そのとき、「君は記者であるから言っておくが、社会常識を知ってあえて踏み越えるのと、知らずに踏み越えるのとでは大きな違いがある。記者という仕事は社会常識を知りながら、あえて踏み越えることが時には必要な仕事だ」と書いてあった。
すでに物故された先生からいただいた手紙はまだ残っているが、いま読み返しても顔から火が出るほど恥ずかしい失敗だ。おそらくその先生は私がモノを知らないことを見抜いた上でそういったお返事をしてくれたのだろう。

若い時にはわかっていなかったことが、年を重ねるとわかってくる。そのきっかけは年を重ねた人のふるまいから勝手に学ぶことや、指導や指摘を受けて気付かされることなど、さまざまである。

それゆえに、まっとうに教育を受けたり学びを積み重ねたりして年を重ねている人は、通常ならいろんなことを「わかっている」のだ(まあ、本当にわかっていない人もちょっといるけど)。
そして、「わかった」うえでいろんな行動をしている。
逆に若い人の立場から見れば、「多分あの人はわかっている」と判断することが必要となる。それだけに、相手がわかってあえてやっている(またはやっていない)ことがある、と理解できない・しようとしない若者は幼稚に見える。

私自身、若いうちは夢を見るのはひとえに意志の問題であり、夢を見られないというのは意志薄弱であるからだと考えていた。
それだけに夢を見ずきいる人たちをどこかで「もったいないな」と思っていた。

ある程度は正しいとしても、さすがにそれだけで割り切れるほど世の中は単純でもない。子供を家に迎えると、ついつい目の前の生活に追われて高所大所から物事を俯瞰して考えたり、夢を見たり社会貢献をしたりすることが難しくなるのは肌感覚として理解できるし、おそらく子どものみならず、介護なり自分の健康問題なり加齢なり、様々な事情で夢をあきらめる人もいる。若者からの失望の眼差しを浴びてなお、どうにもならない現実が差し迫ってくる。

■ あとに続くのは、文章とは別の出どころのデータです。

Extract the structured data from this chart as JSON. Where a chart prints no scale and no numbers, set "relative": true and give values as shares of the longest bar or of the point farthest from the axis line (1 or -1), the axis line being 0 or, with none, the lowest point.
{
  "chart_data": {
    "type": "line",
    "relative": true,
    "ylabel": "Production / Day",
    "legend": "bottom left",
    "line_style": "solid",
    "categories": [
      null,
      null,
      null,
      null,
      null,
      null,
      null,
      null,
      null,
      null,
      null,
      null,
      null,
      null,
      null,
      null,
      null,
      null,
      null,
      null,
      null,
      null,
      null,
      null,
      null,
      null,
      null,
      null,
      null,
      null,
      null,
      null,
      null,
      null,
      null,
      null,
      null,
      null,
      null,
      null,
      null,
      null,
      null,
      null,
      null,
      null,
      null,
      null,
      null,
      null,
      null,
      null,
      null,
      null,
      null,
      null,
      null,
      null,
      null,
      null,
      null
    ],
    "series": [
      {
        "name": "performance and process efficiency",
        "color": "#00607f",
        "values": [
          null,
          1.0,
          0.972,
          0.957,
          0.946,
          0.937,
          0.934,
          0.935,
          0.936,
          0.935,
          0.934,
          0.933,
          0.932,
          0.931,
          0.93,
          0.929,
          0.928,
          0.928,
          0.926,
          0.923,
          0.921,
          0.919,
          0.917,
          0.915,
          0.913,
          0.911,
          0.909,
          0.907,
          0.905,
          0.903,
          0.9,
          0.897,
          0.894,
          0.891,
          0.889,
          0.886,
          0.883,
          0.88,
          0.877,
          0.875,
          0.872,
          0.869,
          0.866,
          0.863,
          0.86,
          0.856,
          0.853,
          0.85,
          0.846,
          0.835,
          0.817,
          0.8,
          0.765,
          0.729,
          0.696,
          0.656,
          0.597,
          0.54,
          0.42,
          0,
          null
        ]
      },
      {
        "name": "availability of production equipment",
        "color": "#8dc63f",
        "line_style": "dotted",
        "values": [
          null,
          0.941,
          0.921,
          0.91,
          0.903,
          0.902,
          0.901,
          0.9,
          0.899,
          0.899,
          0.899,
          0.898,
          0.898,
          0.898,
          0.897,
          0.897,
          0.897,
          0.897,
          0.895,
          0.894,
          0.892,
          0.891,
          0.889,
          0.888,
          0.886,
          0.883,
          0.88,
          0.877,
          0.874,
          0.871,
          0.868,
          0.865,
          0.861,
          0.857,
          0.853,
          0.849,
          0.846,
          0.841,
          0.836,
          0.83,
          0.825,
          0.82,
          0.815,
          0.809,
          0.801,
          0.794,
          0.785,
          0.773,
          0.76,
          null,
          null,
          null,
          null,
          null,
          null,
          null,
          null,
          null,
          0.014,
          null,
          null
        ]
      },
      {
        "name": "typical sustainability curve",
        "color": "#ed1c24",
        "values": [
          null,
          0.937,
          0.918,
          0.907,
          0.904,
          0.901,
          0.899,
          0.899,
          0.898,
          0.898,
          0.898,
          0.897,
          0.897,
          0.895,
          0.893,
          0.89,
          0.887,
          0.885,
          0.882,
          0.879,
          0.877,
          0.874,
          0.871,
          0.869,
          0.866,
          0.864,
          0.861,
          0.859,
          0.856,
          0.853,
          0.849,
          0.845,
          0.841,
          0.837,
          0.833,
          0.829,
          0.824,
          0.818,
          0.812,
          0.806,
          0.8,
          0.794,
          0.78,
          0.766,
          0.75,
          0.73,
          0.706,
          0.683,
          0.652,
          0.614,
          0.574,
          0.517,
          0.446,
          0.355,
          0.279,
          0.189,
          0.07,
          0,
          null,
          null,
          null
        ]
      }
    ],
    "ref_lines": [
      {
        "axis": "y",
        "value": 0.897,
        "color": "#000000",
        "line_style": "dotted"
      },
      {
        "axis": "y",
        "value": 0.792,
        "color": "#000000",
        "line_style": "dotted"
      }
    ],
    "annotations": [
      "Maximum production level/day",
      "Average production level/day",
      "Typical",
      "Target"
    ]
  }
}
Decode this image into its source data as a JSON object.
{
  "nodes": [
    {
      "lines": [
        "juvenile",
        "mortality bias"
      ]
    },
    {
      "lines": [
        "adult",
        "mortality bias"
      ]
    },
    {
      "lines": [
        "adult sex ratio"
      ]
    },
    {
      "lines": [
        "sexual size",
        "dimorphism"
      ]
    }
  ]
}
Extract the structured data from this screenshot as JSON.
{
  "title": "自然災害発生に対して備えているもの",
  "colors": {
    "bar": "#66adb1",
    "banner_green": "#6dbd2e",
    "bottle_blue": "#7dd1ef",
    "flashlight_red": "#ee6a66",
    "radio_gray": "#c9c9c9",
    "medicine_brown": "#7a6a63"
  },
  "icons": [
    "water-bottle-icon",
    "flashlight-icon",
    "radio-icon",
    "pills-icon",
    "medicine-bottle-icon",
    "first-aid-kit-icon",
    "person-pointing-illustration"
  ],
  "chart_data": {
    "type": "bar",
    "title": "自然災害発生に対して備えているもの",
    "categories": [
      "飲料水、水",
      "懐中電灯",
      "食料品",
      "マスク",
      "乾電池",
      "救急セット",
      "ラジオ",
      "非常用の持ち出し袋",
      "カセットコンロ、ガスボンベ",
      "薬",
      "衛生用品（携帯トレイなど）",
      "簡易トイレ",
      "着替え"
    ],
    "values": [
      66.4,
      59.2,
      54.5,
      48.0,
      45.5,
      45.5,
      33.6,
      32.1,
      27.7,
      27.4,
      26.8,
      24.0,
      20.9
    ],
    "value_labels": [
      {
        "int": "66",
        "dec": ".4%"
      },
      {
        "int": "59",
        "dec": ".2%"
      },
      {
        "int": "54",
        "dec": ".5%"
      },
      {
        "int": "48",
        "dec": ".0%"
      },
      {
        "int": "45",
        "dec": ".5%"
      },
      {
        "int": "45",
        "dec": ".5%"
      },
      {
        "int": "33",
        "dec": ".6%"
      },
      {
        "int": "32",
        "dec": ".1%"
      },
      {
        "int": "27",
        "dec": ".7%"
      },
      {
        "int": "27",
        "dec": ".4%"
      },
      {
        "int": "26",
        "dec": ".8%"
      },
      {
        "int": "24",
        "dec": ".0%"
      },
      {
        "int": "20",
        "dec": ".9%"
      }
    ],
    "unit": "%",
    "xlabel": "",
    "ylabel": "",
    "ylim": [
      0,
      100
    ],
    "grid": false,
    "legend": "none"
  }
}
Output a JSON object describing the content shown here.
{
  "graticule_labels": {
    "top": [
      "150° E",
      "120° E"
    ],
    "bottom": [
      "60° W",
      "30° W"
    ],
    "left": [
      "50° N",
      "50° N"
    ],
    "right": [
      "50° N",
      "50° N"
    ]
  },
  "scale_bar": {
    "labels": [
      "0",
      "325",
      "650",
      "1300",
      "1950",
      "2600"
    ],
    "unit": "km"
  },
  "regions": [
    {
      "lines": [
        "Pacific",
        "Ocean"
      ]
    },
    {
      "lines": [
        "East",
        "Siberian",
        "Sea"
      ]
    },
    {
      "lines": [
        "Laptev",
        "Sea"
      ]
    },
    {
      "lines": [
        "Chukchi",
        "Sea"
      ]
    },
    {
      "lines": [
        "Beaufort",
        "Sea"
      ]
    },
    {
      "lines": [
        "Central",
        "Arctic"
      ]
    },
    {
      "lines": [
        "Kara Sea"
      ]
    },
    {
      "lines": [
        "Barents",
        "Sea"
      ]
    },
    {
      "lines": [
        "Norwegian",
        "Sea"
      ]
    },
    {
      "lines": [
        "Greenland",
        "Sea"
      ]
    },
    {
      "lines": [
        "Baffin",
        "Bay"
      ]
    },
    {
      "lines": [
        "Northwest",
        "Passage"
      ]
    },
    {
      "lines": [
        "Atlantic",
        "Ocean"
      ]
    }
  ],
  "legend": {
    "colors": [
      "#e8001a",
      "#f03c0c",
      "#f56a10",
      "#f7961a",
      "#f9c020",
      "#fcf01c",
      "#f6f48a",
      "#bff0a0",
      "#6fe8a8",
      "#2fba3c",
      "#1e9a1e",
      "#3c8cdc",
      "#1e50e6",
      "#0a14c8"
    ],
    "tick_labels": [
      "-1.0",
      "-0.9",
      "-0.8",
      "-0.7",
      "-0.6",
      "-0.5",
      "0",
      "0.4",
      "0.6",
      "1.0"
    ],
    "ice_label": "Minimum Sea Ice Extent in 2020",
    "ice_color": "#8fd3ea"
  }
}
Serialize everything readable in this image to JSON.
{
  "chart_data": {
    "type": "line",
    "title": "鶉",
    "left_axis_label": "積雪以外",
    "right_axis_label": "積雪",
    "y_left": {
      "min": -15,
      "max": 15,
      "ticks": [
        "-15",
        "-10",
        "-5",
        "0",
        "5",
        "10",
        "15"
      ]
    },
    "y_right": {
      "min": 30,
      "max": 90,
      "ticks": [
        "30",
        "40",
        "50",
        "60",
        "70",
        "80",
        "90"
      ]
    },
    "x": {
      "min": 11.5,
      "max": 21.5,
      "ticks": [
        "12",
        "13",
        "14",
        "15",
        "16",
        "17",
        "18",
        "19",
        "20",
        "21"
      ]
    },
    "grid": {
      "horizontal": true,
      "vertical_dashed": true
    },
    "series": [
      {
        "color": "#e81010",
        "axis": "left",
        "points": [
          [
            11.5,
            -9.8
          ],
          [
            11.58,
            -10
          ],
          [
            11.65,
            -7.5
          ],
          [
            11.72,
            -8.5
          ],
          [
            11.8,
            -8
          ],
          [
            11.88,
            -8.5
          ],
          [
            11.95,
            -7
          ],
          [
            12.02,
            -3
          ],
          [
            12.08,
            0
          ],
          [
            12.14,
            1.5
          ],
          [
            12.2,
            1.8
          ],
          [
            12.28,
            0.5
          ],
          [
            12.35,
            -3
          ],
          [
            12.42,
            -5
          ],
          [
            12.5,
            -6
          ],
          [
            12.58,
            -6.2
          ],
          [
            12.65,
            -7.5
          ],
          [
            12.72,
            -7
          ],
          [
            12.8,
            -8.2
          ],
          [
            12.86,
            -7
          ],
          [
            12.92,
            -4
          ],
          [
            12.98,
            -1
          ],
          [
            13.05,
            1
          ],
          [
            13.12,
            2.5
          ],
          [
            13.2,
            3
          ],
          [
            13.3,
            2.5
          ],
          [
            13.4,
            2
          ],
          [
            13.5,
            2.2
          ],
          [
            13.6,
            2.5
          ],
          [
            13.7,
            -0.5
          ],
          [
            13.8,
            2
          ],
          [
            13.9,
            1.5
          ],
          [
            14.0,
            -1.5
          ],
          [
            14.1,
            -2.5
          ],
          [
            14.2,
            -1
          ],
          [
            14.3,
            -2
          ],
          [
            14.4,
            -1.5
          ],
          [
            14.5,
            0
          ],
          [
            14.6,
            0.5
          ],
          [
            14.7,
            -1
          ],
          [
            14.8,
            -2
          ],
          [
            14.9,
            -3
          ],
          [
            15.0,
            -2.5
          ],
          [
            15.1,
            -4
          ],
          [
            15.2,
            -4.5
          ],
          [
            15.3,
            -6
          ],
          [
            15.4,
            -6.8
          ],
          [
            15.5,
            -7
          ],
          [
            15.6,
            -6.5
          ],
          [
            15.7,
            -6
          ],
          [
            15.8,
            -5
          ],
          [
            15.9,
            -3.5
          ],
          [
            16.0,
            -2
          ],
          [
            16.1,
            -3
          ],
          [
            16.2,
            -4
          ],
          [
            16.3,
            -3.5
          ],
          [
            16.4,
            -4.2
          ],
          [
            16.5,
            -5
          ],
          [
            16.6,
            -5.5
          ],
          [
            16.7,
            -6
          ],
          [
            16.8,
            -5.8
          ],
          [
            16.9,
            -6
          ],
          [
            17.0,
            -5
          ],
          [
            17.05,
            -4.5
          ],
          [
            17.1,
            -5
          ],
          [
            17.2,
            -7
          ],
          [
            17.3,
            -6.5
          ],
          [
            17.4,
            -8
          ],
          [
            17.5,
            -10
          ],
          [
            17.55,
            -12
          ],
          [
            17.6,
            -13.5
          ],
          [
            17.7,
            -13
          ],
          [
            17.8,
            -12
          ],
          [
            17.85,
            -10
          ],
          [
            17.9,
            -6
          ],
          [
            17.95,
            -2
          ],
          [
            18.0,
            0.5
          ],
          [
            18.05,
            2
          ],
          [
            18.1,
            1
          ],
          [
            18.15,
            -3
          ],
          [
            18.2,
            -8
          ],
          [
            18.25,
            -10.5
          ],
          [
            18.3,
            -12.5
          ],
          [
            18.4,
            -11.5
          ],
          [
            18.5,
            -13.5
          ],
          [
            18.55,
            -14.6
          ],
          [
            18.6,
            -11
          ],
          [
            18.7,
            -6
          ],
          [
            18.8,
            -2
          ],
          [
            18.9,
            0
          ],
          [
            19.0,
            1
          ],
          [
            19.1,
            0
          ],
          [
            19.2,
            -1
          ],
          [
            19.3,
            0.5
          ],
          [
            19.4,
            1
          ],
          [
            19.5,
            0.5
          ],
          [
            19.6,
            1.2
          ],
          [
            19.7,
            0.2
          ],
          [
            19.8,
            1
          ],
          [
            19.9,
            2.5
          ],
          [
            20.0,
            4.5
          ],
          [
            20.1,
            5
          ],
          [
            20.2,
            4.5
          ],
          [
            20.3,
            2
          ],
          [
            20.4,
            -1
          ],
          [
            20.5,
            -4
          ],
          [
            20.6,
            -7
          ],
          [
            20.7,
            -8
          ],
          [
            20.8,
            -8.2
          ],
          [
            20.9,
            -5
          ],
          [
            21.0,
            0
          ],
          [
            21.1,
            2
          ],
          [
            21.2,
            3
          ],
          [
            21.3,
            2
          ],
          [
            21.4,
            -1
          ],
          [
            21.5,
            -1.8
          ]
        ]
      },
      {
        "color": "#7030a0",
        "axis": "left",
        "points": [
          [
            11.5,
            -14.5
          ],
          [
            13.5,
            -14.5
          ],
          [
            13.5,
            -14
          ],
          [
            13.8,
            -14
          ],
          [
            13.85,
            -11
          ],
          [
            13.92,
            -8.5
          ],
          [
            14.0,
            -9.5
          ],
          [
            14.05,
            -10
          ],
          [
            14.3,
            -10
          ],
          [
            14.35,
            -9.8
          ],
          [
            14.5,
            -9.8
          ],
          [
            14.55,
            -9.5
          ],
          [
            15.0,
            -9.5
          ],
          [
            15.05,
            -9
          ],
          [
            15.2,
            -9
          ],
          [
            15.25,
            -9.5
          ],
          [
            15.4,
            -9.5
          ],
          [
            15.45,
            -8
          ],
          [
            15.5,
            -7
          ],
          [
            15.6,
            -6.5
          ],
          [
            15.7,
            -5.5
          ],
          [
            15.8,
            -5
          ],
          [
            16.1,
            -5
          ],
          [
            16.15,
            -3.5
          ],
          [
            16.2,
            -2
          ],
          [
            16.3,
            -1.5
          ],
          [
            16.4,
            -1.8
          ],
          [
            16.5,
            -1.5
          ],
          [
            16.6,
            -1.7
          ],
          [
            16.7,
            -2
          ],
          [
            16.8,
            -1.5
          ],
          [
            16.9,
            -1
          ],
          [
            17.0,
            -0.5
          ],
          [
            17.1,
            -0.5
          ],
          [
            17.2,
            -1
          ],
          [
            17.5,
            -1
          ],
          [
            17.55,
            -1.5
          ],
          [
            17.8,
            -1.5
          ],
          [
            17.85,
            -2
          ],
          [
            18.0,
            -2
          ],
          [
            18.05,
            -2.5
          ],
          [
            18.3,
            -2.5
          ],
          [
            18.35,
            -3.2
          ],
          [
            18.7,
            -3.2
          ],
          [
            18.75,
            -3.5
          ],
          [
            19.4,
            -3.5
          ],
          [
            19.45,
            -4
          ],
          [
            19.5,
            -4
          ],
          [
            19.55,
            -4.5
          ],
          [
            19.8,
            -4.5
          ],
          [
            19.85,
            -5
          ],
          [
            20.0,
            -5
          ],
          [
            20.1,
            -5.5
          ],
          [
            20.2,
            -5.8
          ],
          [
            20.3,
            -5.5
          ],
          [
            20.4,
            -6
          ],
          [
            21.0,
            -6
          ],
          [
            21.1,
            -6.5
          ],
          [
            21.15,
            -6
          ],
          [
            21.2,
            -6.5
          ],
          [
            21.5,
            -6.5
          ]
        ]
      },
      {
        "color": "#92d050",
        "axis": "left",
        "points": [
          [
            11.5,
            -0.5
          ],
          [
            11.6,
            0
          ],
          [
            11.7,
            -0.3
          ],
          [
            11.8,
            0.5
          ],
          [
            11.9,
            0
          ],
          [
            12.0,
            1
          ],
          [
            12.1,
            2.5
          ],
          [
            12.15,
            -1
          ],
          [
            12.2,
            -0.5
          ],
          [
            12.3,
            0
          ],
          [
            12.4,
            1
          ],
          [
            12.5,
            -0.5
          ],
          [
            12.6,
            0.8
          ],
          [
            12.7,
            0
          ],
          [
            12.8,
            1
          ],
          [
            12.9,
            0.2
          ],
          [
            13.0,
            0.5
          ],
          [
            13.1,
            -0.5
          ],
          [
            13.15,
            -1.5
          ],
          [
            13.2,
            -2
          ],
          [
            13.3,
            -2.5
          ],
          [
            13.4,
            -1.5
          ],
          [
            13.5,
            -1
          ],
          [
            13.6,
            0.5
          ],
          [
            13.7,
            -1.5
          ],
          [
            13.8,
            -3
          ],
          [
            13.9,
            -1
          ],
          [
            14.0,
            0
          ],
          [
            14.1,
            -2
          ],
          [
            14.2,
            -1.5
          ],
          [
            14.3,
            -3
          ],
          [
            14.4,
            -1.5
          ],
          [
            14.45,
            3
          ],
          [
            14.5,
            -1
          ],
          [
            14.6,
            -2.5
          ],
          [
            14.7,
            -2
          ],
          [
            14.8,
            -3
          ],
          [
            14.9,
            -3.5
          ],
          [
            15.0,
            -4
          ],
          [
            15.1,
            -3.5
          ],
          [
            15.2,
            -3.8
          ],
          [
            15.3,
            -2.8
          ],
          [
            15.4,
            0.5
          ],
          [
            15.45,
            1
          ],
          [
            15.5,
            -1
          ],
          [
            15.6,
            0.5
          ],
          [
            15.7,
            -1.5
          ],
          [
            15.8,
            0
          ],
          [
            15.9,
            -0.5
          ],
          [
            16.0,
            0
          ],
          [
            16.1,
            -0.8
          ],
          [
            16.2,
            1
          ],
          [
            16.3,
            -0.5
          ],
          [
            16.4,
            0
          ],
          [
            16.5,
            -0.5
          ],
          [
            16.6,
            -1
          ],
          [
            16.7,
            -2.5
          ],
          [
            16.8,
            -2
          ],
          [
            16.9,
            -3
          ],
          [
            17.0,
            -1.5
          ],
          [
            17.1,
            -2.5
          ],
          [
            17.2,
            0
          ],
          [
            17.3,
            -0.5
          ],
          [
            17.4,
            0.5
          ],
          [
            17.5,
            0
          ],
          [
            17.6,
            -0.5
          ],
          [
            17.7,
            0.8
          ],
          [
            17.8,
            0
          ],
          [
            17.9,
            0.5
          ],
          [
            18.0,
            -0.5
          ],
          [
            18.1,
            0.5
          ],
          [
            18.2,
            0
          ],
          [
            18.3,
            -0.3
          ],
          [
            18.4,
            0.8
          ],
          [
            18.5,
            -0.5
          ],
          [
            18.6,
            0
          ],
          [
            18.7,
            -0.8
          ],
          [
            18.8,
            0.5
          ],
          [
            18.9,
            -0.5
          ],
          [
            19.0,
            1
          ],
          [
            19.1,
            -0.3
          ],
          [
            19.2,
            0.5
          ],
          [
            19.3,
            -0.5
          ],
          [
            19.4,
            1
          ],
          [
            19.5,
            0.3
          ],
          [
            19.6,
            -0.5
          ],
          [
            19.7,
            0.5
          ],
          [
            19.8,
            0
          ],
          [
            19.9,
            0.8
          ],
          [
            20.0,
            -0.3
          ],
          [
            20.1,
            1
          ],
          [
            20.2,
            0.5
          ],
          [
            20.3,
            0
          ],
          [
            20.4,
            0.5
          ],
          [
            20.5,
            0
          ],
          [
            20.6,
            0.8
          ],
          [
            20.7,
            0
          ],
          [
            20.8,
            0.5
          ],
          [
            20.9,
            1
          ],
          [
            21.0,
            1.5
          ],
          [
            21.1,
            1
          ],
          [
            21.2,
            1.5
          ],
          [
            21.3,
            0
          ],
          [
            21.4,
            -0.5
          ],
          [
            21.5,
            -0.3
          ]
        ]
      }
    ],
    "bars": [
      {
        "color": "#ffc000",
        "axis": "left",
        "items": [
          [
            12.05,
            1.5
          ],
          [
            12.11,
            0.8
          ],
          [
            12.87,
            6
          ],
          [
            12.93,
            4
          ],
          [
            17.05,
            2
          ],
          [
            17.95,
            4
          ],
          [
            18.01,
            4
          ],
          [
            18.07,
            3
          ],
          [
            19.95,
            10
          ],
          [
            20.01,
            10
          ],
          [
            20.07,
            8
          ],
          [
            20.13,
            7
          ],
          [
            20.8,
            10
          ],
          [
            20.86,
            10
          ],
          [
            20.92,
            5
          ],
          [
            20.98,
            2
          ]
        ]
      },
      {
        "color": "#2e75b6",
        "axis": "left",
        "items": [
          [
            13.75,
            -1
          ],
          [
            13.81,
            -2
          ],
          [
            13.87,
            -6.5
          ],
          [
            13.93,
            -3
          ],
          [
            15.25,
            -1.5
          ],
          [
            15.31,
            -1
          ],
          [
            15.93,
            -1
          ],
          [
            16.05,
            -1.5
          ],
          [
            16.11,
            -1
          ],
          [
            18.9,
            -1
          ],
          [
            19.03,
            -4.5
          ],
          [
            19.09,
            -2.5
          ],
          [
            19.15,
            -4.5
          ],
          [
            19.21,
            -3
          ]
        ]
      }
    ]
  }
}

だからこそ、夢を選ぶ決断をすることの重みが、なんでも勢いに任せて行動できる若い頃といろんなことをわかった人とでは全く異なる。若いうちに夢を見よと大人が言うのはおそらくそのせいだ。

歳月を経た誰かの夢の重みを鑑みず、歳を重ねた人をただただ批判するのは、実は自分自身が物事を「よくわかっていない」と声高に主張しているだけである。そんな幼さを「若くて尖っている」と表現するのは勝手だが、特別な才能でもない限りは、夢から目を離さざるをえなかった大人に比べてよほど魅力のない大人になるのだろうと思う。